Comecemos inicialmente pelas definições. Recorrendo à incontornável doutrina Americana, foi no final do século passado que começou a ser desenvolvida uma base doutrinária específica para a GI, vocacionada para sistematizar a utilização da informação no futuro campo de batalha. Concretamente, o Manual de Campanha FM 100-6 (“Information Operations”), publicado em 1996 pelo Exército dos EUA, aborda as alterações geoestratégicas e tecnológicas que a emergência da GI coloca ao ambiente operacional, definindo a GI como:

Conjunto de ações desenvolvidas para obter a superioridade de informação, afetando a informação, processos baseados em informação, sistemas de informação e redes baseadas em computadores de um adversário, enquanto se defende a nossa informação, processos baseados em informação, sistemas de informação e redes baseadas em computadores.” (Tradução constante dum Estudo de 2011 do EME intitulado “Superioridade de Informação: um objetivo estratégico para o Exército”)
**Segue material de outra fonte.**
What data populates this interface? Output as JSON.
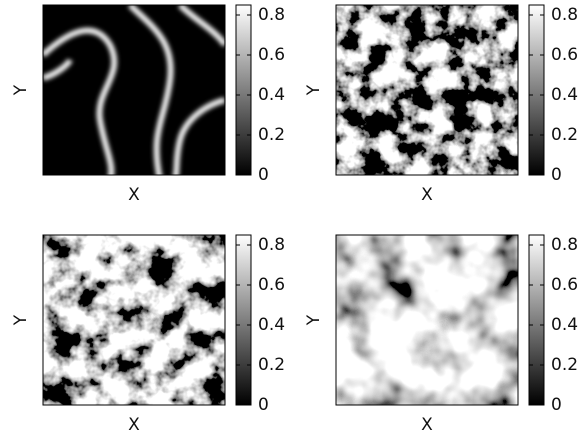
{
  "chart_data": [
    {
      "type": "heatmap",
      "xlabel": "X",
      "ylabel": "Y",
      "zlim": [
        0,
        0.85
      ],
      "zticks": [
        0,
        0.2,
        0.4,
        0.6,
        0.8
      ]
    },
    {
      "type": "heatmap",
      "xlabel": "X",
      "ylabel": "Y",
      "zlim": [
        0,
        0.85
      ],
      "zticks": [
        0,
        0.2,
        0.4,
        0.6,
        0.8
      ]
    },
    {
      "type": "heatmap",
      "xlabel": "X",
      "ylabel": "Y",
      "zlim": [
        0,
        0.85
      ],
      "zticks": [
        0,
        0.2,
        0.4,
        0.6,
        0.8
      ]
    },
    {
      "type": "heatmap",
      "xlabel": "X",
      "ylabel": "Y",
      "zlim": [
        0,
        0.85
      ],
      "zticks": [
        0,
        0.2,
        0.4,
        0.6,
        0.8
      ]
    }
  ]
}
Contudo, nesse mesmo manual, o Exército Americano, reconhecendo que a GI assim definida pelo Departamento de Defesa, se centra de forma mais restrita no impacto da informação durante um conflito real, optou por adotar uma abordagem um pouco mais ampla do impacto da informação nas operações terrestres, utilizando antes o termo Operações de Informação.

Ao longo dos anos seguintes, a expressão GI foi sendo utilizada em alguns contextos com maior ou menor relevo. Se olharmos ao FM 3-0 (Operations), a expressão GI não aparece nas versões de 2001 nem na de 2008, mas aparece por quatorze vezes na edição de 2017 e por quarenta vezes na versão atual do manual publicado em 2022, o que reflete um ganhar de importância deste conceito para o Exército Americano. Isto acontece no contexto da mudança da doutrina no sentido de operações multi-domínio, o que aumentará o papel da informação no combate.

Caracterização do Ambiente de Informação

Deste modo, importa compreender melhor o ambiente de informação, conforme preceituado na publicação doutrinária do Exército (PDE 6-0 Comunicações e Informação, de agosto de 2023), observando a Figura 1, onde é possível notar as três diferentes dimensões desse ambiente, alinhadas com a designada “pirâmide cognitiva”, construída a partir dos seus níveis de abstração (sinais, dados, informação, conhecimento e sabedoria).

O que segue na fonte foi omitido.